Kid Review: The Katha Chest by Radhiah Chowhury

 

About This Book:

 

Reminiscent of Jamilah Thompkins-Bigelow’s Mommy’s Khimar, this beautifully woven tale about the bonds of love, culture, and memory follows a young girl learning about her family history through her grandmother’s katha chest.

 

Asiya loves to visit Nanu’s house where she can rummage through Nanu’s katha chest filled with quilts. There are stories in each of the quilts that her Nanu has collected through the years, all about the bold and brave women in Asiya’s family. Among all of the games and exciting things at Nanu’s house, Asiya thinks these hidden histories are the grandest treasure.

 

*Review Contributed by Karen Yingling, Staff Reviewer*

 

Comforting Family Memories

 

Asiya enjoys the katha quilts that her Nanu made out of the saris that her mother and aunts were no longer useful as garments. The quilts are stored in a chest, and Asiya likes to look at the different patterns and think about the family stories that are kept within the folds of cloth. One reminds her of a medal that an uncle got when he was in the military, another has paint on it because her aunt is an artist, and one exemplifies the neat, ordered way that another aunt wears her clothing. While the quilts often preserve whole swaths of fabrics, they frequently have pieces of other cloth as patches of additions, and some of these are the white of mourning garments. Asiya’s favorite quilt is one that her mother made that consists of many different patches in unusual shapes, and which smells strongly of her mother’s cooking, and of home. The quilts are a way to bring the family together when they are in the house, and a way to remember Nanu, who has passed away.
Good Points

Interspersed with the short descriptions of the quilts that Asiya is looking at are pages without text that have the feel of a photo album. Illustrations show the different family members at stages throughout their lives. These have no explanation, and there is one of an aunt sitting next to the bed of a little girl who looks to be sleeping, with a shadowy form hovering above the girl with her hand on the aunt. The aunt is crying, which made me wonder if the little girl was actually dead. Since there is no text to this effect, younger readers might not pick up on this. Seeing the saris being highlighted in the context of family history makes the katha all the more poignant.

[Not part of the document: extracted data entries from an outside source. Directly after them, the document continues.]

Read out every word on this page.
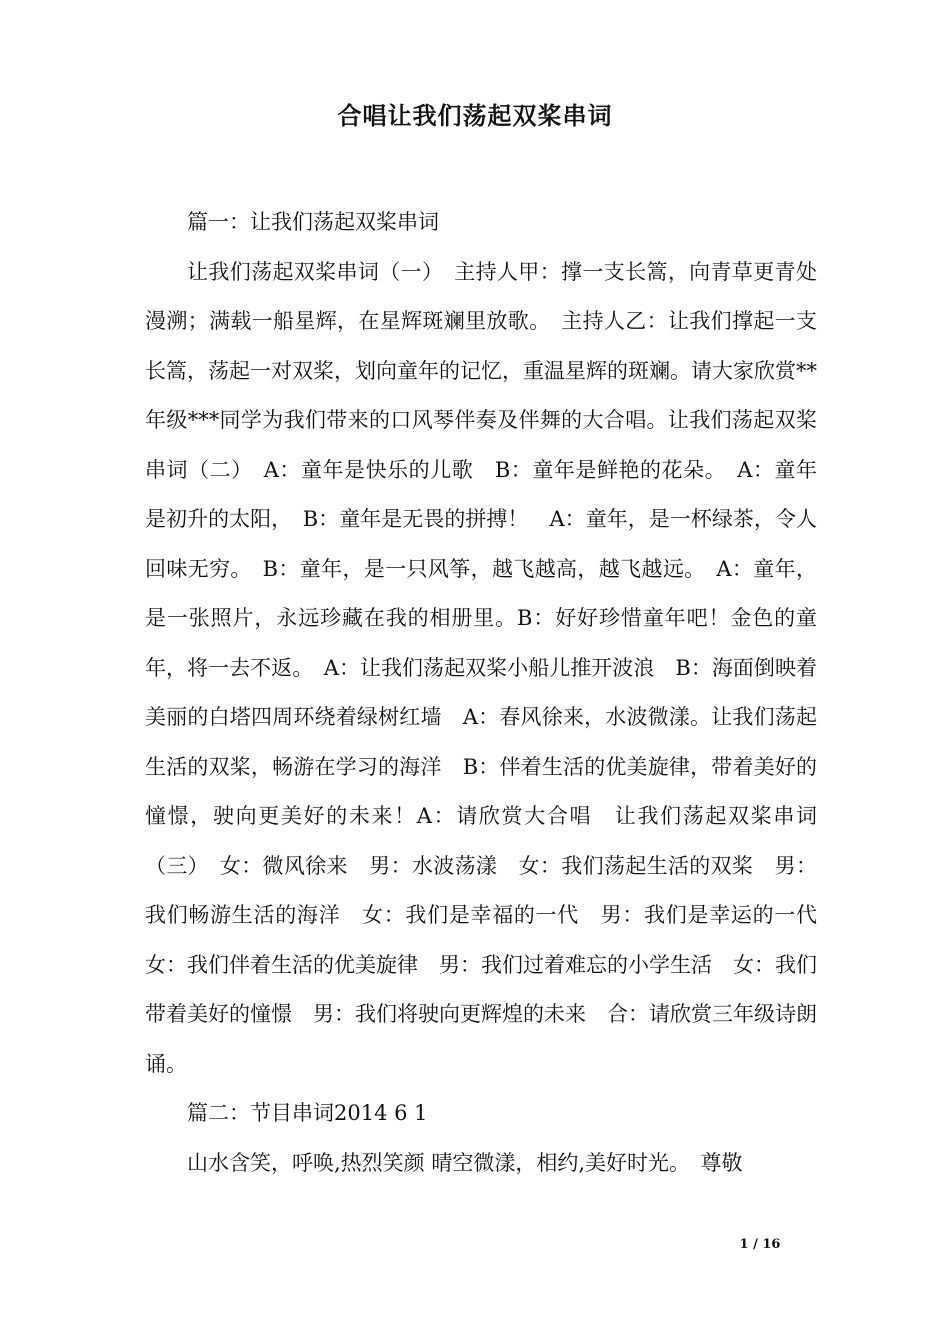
合唱让我们荡起双桨串词

篇一：让我们荡起双桨串词

让我们荡起双桨串词（一）　主持人甲：撑一支长篙，向青草更青处漫溯；满载一船星辉，在星辉斑斓里放歌。　主持人乙：让我们撑起一支长篙，荡起一对双桨，划向童年的记忆，重温星辉的斑斓。请大家欣赏**年级***同学为我们带来的口风琴伴奏及伴舞的大合唱。让我们荡起双桨串词（二）　A：童年是快乐的儿歌　B：童年是鲜艳的花朵。　A：童年是初升的太阳，　B：童年是无畏的拼搏！　A：童年，是一杯绿茶，令人回味无穷。　B：童年，是一只风筝，越飞越高，越飞越远。　A：童年，是一张照片，永远珍藏在我的相册里。B：好好珍惜童年吧！金色的童年，将一去不返。　A：让我们荡起双桨小船儿推开波浪　B：海面倒映着美丽的白塔四周环绕着绿树红墙　A：春风徐来，水波微漾。让我们荡起生活的双桨，畅游在学习的海洋　B：伴着生活的优美旋律，带着美好的憧憬，驶向更美好的未来！A：请欣赏大合唱　让我们荡起双桨串词（三）　女：微风徐来　男：水波荡漾　女：我们荡起生活的双桨　男：我们畅游生活的海洋　女：我们是幸福的一代　男：我们是幸运的一代　女：我们伴着生活的优美旋律　男：我们过着难忘的小学生活　女：我们带着美好的憧憬　男：我们将驶向更辉煌的未来　合：请欣赏三年级诗朗诵。

篇二：节目串词2014 6 1

山水含笑，呼唤,热烈笑颜 晴空微漾，相约,美好时光。　尊敬

1 / 16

The author’s family has some Bangladeshi heritage, and the illustrator is from Kolkata, and the illustrations bring even more cultural connections to the text. the end papers have a tile effect seen in Indian art, and the illustrator’s note indicates that all of the textiles in the book are based on family saris. The palette is largely soft yellows, oranges, and teals, but also has a lot of purples, greens and pinks, since there are such a wide variety of fabrics.

This was a simple story of family love and connections that would hold up well to repeated readings. My objections to the book were all based on the fact that I just wanted MORE. Since I have only read a few books about Bangladeshi culture, a table of the names of different relatives would help. Information about sari fabric or making katha would have been interesting. I would even like more biographies of the women depicted in the wordless albums!

I love needlecrafts as a way to examine the culture and history of women, which is why I would love for The Katha Chest to have more explanations, as well as more of the great illustrations. Young readers who want to connect more to the past through textile art can add The Katha Chest to a list of books from other cultures, such as Polacco’s The Keeping Quilt, McKissack’s Stitchin’ and Pullin’: A Gee’s Bend Quilt, Herkert’s Sewing Stories, Khalil’s The Arabic Quilt: An Immigrant Story or Rockwell’s The Altogether Quilt.